Glenn Curtiss,
Curtiss Exhibit Large Format Aviation Photographs
Lot of 12 large format prints, each measuring approx. 15 x 20.5 in., on larger, 18.75 x 20.5 in. mounts with applied paper labels that include a title, image number, and indication that they each come from a
Curtiss Exhibit. A typed label from
Robbins & Robbins/ Attorneys/ Hornell N.Y. is also affixed to each mount. Research indicates that this law practice was in operation during the early 1920s. Although unmarked, most of the images were originally taken by H.M. Benner of Hammondsport, NY. An interesting group of Curtiss images produced in a size that we have not previously encountered.
The lot includes the following titles:
"Silver Dart" Built by Aerial Exp't Ass'n 1908 (3);
Aero Soc. Machine ("Gold Bug") Built by Herring Curtiss Co. 1909;
A.E.A. Glider Built by Aerial Exp. Ass'n.;
"June Bug" Built by Aerial Exp't Ass'n. 1908;
Rheims Machine (Gordon-Bennett) Built by Herring Curtiss Co. 1909;
"White Wing" Built by Aerial Exp't Ass'n 1908 (2).
Aviation pioneer Glenn H. Curtiss (1878-1930) developed an interest in bicycles at a young age, and in the early 1900s, he started a business designing, building, and repairing bicycles. Eventually, he began adding motors to the bicycles, therefore converting them to motorcycles. He even started racing them. As a result of Curtiss' accomplishments with building and racing motorcycles, balloonist Thomas Scott Baldwin asked him to power his airship, the
California Arrow, with a Curtiss engine. Baldwin also motivated Curtiss to become more involved with aviation. In 1906, he offered to sell the Wright Brothers one of his engines, but they declined.
The following year, Curtiss joined the Aerial Experiment Association, or AEA, which was founded by Alexander Graham Bell. He made great strides in aircraft experimentation while working with Bell and other members of the AEA, including winning the first leg of the Scientific American trophy in 1908 for flying a plane called the
June Bug a distance of 5,090 feet across Pleasant Valley in Hammondsport. When the AEA disbanded in 1909, Curtiss began working on his own, but he had been given the AEA's aircraft designs and patents.
In 1909, Curtiss sold his plane called the
Gold Bug, or Curtiss No. 1, to the New York Aero Club for $5000. The sale of Curtiss' new plane angered the Wright Brothers and triggered a patent battle that would not end until 1914 when the U.S. Government pressured both the Wright and Curtiss companies to resolve their differences in order to meet the aviation needs of the war.

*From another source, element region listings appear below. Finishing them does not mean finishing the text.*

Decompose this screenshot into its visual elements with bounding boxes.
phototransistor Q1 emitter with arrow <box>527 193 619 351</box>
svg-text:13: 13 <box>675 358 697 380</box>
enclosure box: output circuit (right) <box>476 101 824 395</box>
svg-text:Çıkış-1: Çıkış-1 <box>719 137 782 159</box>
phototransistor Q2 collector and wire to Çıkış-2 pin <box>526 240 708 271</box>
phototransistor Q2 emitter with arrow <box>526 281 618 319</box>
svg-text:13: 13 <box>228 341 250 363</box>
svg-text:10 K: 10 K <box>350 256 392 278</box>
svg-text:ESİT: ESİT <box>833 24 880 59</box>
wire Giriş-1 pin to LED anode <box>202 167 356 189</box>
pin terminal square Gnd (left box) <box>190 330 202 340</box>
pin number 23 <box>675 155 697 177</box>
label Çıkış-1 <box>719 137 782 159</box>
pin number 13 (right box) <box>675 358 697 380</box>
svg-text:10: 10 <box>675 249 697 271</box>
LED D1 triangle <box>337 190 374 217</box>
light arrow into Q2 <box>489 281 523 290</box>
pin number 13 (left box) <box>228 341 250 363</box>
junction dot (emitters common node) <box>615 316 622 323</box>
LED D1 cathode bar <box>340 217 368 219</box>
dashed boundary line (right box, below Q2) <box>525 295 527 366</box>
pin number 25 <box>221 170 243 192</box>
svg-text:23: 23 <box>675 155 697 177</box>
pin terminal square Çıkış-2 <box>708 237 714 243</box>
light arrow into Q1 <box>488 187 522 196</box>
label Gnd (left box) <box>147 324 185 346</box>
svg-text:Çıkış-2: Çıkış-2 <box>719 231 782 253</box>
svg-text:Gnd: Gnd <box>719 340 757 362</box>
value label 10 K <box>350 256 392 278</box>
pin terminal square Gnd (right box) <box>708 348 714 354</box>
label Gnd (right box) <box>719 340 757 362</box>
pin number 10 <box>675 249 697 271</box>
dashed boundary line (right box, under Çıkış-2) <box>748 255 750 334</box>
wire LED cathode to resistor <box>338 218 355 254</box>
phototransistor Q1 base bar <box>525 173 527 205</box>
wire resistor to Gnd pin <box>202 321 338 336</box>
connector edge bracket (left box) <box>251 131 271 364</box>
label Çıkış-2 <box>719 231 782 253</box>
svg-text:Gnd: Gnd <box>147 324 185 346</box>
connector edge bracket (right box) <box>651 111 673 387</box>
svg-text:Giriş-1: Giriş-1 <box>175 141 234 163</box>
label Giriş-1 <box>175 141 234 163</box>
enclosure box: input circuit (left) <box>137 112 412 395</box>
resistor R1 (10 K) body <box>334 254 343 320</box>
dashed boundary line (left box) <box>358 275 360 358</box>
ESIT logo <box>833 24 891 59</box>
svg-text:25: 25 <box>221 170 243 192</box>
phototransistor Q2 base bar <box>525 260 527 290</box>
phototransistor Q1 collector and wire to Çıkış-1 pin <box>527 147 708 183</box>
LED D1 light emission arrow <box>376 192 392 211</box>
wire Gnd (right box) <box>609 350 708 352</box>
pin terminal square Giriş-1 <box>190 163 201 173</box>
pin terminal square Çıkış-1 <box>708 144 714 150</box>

By the 1910s, Curtiss was focusing on naval aviation and how he could improve it. In 1911, he became the first to use an aircraft to make a ship-borne landing, to make a successful takeoff from water, and to make a hydroplane flight to a ship. As a result of these achievements, the U.S. Navy ordered two Curtiss A-1 hydroplanes, and Curtiss earned the title of "Father of American Naval Aviation."
Between 1913 and 1914, Curtiss began building tractor airplanes, which have propellers up front, opposed to the earliest airplanes, which have propellers in the back. By 1916, Curtis had modified his earlier models of the tractor airplanes to produce JN-4, which was nicknamed the
Jenny. He came out with more than 15 versions of this plane among other models including flying boats over the next few years and manufactured more aircraft than any other American during World War I. Curtiss continued to display his innovative nature and inventiveness until he died from complications after appendix surgery in Buffalo, NY, in 1930.
Condition
Some soiling to images. Toning throughout. Wear to mounts, especially along edges and corners. Loss to some of the mounts, especially along perimeter. It appears that some of the mounts underwent some water damage as well.